The next factor we get to decide is at what point are we comfortable with saying, “this Lady can indeed, taste the difference between the two types”. In statistics, we call this alpha. And for this experiment and in common statistic practice, we are going to set alpha equal to 0.05.
\[ \alpha = 0.05\\ \]
Now that we have established our hypotheses and alpha, we can now begin our experiment. To find answers to our experiment, we are going to perform an Exact Binomial Test. This test does well in counting the number of successes compared to the number of failures. In this experiment, we have 8 total cups with 2 groups of different tea preparation styles. For each cup, she has 2 choices, giving her a 50% chance of being correct.
Using r-studio, we are going to use the binomial test to find out what the p-values would be based on how many cups she could identify correctly.
The following sections tell us what the p-values would be for each test.
To calculate the p-values of getting 6 cups corrects, we are going to do the following:
\[ \text{P(X} > 6| H_0 = \text{true)}\ \text{= P(X = 6| p = 0.5)} \]
The following graph helps us visualize what that this math looks like. It is done by drawing out a Binomial Distribution and then highlighting the areas we are interested in solving.

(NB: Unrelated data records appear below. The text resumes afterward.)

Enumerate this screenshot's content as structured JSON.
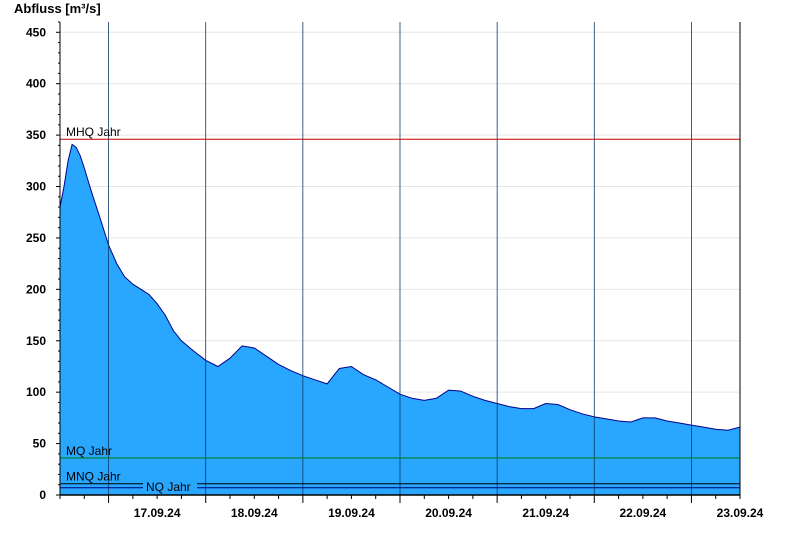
{
  "chart_data": {
    "type": "area",
    "ylabel": "Abfluss [m³/s]",
    "ylim": [
      0,
      460
    ],
    "yticks": [
      0,
      50,
      100,
      150,
      200,
      250,
      300,
      350,
      400,
      450
    ],
    "xlim": [
      "16.09.24 12:00",
      "23.09.24 12:00"
    ],
    "xtick_labels": [
      "17.09.24",
      "18.09.24",
      "19.09.24",
      "20.09.24",
      "21.09.24",
      "22.09.24",
      "23.09.24"
    ],
    "grid": true,
    "fill_color": "#29a7ff",
    "line_color": "#00008b",
    "series": [
      {
        "x": [
          "16.09.24 12:00",
          "16.09.24 13:00",
          "16.09.24 14:00",
          "16.09.24 15:00",
          "16.09.24 16:00",
          "16.09.24 17:00",
          "16.09.24 18:00",
          "16.09.24 19:00",
          "16.09.24 20:00",
          "16.09.24 22:00",
          "17.09.24 00:00",
          "17.09.24 02:00",
          "17.09.24 04:00",
          "17.09.24 06:00",
          "17.09.24 08:00",
          "17.09.24 10:00",
          "17.09.24 12:00",
          "17.09.24 14:00",
          "17.09.24 16:00",
          "17.09.24 18:00",
          "17.09.24 21:00",
          "18.09.24 00:00",
          "18.09.24 03:00",
          "18.09.24 06:00",
          "18.09.24 09:00",
          "18.09.24 12:00",
          "18.09.24 15:00",
          "18.09.24 18:00",
          "18.09.24 21:00",
          "19.09.24 00:00",
          "19.09.24 03:00",
          "19.09.24 06:00",
          "19.09.24 09:00",
          "19.09.24 12:00",
          "19.09.24 15:00",
          "19.09.24 18:00",
          "19.09.24 21:00",
          "20.09.24 00:00",
          "20.09.24 03:00",
          "20.09.24 06:00",
          "20.09.24 09:00",
          "20.09.24 12:00",
          "20.09.24 15:00",
          "20.09.24 18:00",
          "20.09.24 21:00",
          "21.09.24 00:00",
          "21.09.24 03:00",
          "21.09.24 06:00",
          "21.09.24 09:00",
          "21.09.24 12:00",
          "21.09.24 15:00",
          "21.09.24 18:00",
          "21.09.24 21:00",
          "22.09.24 00:00",
          "22.09.24 03:00",
          "22.09.24 06:00",
          "22.09.24 09:00",
          "22.09.24 12:00",
          "22.09.24 15:00",
          "22.09.24 18:00",
          "22.09.24 21:00",
          "23.09.24 00:00",
          "23.09.24 03:00",
          "23.09.24 06:00",
          "23.09.24 09:00",
          "23.09.24 12:00"
        ],
        "y": [
          280,
          300,
          325,
          341,
          338,
          330,
          318,
          305,
          292,
          268,
          243,
          225,
          212,
          205,
          200,
          195,
          186,
          175,
          160,
          150,
          140,
          131,
          125,
          133,
          145,
          143,
          135,
          127,
          121,
          116,
          112,
          108,
          123,
          125,
          117,
          112,
          105,
          98,
          94,
          92,
          94,
          102,
          101,
          96,
          92,
          89,
          86,
          84,
          84,
          89,
          88,
          83,
          79,
          76,
          74,
          72,
          71,
          75,
          75,
          72,
          70,
          68,
          66,
          64,
          63,
          66
        ]
      }
    ],
    "reference_lines": [
      {
        "label": "MHQ Jahr",
        "value": 346,
        "color": "#cc0000"
      },
      {
        "label": "MQ Jahr",
        "value": 36,
        "color": "#007700"
      },
      {
        "label": "MNQ Jahr",
        "value": 11,
        "color": "#000000"
      },
      {
        "label": "NQ Jahr",
        "value": 7,
        "color": "#000080"
      }
    ]
  }
}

The equation to this math is:
\[ P(X=x) = \binom{8}{x} p^x(1-p)^{8-x} \]
Our actual value is listed below.
pp = (plot(0:8, dbinom(0:8, 8, 0.5), type = 'h',
lwd = 9,col = c(rep(1,6),
rep(2)),
main = "Binomial Probability",
ylab = "P(X = x)", xlab = "Number of successes"))

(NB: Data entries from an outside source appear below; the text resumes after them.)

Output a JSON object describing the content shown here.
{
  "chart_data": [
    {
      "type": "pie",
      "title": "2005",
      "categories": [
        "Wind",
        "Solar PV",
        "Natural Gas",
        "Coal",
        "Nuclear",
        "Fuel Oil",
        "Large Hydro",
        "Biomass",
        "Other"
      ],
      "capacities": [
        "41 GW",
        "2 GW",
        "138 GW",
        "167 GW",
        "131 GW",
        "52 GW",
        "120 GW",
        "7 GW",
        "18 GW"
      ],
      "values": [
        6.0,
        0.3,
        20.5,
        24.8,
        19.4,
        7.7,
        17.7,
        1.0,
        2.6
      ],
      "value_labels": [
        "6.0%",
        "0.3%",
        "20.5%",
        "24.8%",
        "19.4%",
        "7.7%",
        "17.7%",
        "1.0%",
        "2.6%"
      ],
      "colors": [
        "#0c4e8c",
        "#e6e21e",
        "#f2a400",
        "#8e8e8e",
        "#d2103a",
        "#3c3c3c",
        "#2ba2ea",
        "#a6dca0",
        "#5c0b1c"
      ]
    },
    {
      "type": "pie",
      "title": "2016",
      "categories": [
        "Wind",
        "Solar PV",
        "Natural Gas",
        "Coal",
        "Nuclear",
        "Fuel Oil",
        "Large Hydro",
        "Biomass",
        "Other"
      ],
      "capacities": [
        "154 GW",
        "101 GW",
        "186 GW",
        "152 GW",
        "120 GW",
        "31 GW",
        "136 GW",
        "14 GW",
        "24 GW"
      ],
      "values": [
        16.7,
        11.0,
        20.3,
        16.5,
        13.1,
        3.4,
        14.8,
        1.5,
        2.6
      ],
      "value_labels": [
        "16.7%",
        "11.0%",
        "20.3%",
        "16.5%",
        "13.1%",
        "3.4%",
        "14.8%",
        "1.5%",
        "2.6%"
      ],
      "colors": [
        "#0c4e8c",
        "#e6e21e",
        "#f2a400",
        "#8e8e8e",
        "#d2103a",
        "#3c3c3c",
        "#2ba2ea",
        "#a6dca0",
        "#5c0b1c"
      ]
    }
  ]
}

The p-value for 6 successes is:
Now, at the beginning of this test, we decided we wanted an alpha of 0.05. Well, 0.1094 > 0.05, which means if the lady was only able to identify 6 of the cups correctly, we would fail to reject the null hypothesis, meaning we do not believe she can taste the difference.
\[ \text{P(X} > 7| H_0 = \text{true)}\ \text{= P(X = 7| p = 0.5)} \]

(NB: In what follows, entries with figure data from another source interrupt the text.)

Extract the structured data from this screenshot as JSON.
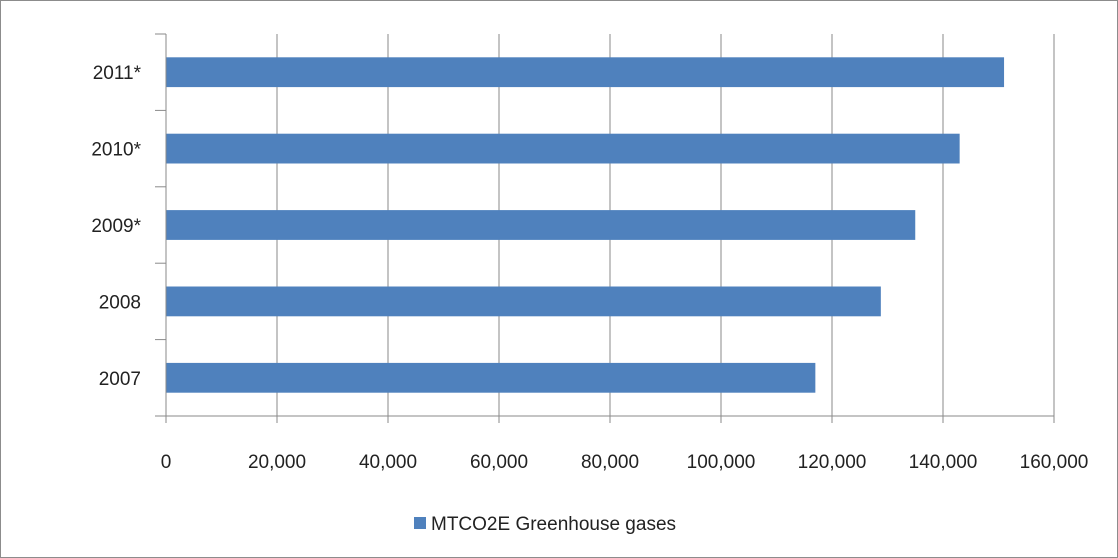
{
  "chart_data": {
    "type": "bar",
    "orientation": "horizontal",
    "categories": [
      "2007",
      "2008",
      "2009*",
      "2010*",
      "2011*"
    ],
    "series": [
      {
        "name": "MTCO2E Greenhouse gases",
        "values": [
          117000,
          128800,
          135000,
          143000,
          151000
        ]
      }
    ],
    "x_ticks": [
      "0",
      "20,000",
      "40,000",
      "60,000",
      "80,000",
      "100,000",
      "120,000",
      "140,000",
      "160,000"
    ],
    "xlim": [
      0,
      160000
    ],
    "grid": "vertical",
    "legend_position": "bottom",
    "colors": {
      "bar": "#4f81bd",
      "grid": "#8a8a8a",
      "axis": "#8a8a8a"
    }
  }
}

plot(0:8, dbinom(0:8, 8, 0.5), type = 'h',
lwd = 9,col = c(rep(1,7), rep(2)),
main = "Binomial Probability",
ylab = "P(X = x)", xlab = "Number of successes")

The p-value for 7 Cups Correct is 0.03125, and 0.03125 < 0.05. This means that if she were to successfully identify 7 of the 8 cups correctly, we would have sufficient evidence to suggest that she can indeed taste the difference between Tea Types.
\[ \text{P(X} > 8| H_0 = \text{true)}\ \text{= P(X = 8| p = 0.5)} \]
plot(0:8, dbinom(0:8, 8, 0.5), type = 'h',
lwd = 9,col = c(rep(1,8),
rep(2,3)),
main = "Binomial Probability",
ylab = "P(X = x)", xlab = "Number of successes")

And lastly, we have if she were to identify all 8 cups correctly, her value would be 0.003906, which is < 0.05. With this value, we can say we evidence to suggest that the lady can indeed taste the difference between the two types of tea.
For this last graph, I went ahead and gave the p-value that we would get for each given number of successes. It might be worth discussing the p-values for the successes 1 and 0. They both have p-values less than 0.05, but if she were to only get 1 cup correct, we wouldn’t be saying that she is good at identifying types. It is important to think through the problem with the gathered information before making any accusations.
data.frame(heads = 0:8,
pmf = dbinom(x = 0:8, size = 8, prob = 0.5)) %>%
ggplot(aes(x = factor(heads), y = pmf, fill = factor(pmf))) +
geom_col() +
geom_text(
aes(label = round(pmf, 3), y = pmf + 0.01),
position = position_dodge(0.9),
size = 3,
vjust = 0
) +
labs(title = "Probability of X = x successes.",
x = "Successes (x)",
y = "Probability") +
theme_bw() +
theme(legend.position = "none") + scale_fill_brewer(palette = "Dark1") +
theme(plot.title = element_text(
hjust = 0.5, face = "bold", size = 20))

In today’s blog, we were able to use Probability and Statistics to answers to this ‘real world’ question. Now, most of our questions aren’t going to be based on tea and milk, but Binomial Distributions are being used constantly. Whereever there is a question that broken down into Yes/No, True/False, or Success/Failure, this is the distribution you would want to use.